For Enterobacteriaceae, the E. coli K12 genome (ECO) is completely sequenced [U.Wisconsin] and the genomes of Yersinia pestis (YPE), Salmonella typhi (STY) [Sanger Center] and S. typhimurium LT2 (STM)[Wash. U., http://genome.wustl.edu/gsc/bacterial/salmonella.shtml] are soon to be completed. The ECO sequence has been aligned to the available sequence from each of STM, STY, SPA, KPN, YPE, and Vibrio cholera. These alignments can be viewed as a "percent identity plot" or PIP, in which percent identities of ungapped matches are shown in the Y-axis for each pairwise comparison. Deletions in the sampled genomes and the sites of rearrangements and of significant insertions are visualized in color. The alignments can be queried with any named ECO gene and the corresponding region is visualized in multiple genomes, simultaneously. Matching sequences in each aligned genome, associated with the reference gene and flanking regions, are automatically made available.
Unique portions of the complete and sampled genomes were identified with the FASTX and TFASTX programs.
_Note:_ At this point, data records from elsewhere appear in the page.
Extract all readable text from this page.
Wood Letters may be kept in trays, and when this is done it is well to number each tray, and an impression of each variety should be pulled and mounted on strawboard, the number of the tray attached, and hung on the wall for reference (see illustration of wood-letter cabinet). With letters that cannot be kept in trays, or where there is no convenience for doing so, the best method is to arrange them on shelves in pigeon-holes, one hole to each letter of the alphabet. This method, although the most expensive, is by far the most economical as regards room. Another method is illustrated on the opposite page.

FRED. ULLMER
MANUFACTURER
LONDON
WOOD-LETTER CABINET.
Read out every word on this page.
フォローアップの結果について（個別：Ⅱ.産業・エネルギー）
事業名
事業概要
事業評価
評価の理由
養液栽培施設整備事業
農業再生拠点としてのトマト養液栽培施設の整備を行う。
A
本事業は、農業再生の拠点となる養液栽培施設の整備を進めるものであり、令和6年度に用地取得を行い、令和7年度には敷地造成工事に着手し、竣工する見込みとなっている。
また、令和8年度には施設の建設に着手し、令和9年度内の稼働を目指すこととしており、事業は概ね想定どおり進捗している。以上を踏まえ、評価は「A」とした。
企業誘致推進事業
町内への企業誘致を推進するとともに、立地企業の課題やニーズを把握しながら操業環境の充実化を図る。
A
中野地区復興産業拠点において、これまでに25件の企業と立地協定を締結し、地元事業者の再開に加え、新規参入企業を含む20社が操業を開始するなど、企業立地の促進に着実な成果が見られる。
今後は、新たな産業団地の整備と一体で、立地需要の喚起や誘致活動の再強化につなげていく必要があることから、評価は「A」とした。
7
To search for unique regions and potential rearrangements in the sampled genomes, each sampled sequence is compared to the E. coli proteome using FASTX and the complete E. coli proteome is compared against partially sequenced genome databases using the TFASTX program. We present lists of (a) all ORFs found in ECO for which orthologues are apparently absent in the STM, SPA, or KPN samples,(b) sequences over 400 bp in length that are found in one or more of STM, SPA or KPN, but are absent in ECO. The best homologues of these "unique" regions are determined from other sequence databases, including incomplete genomes deposited at NCBI.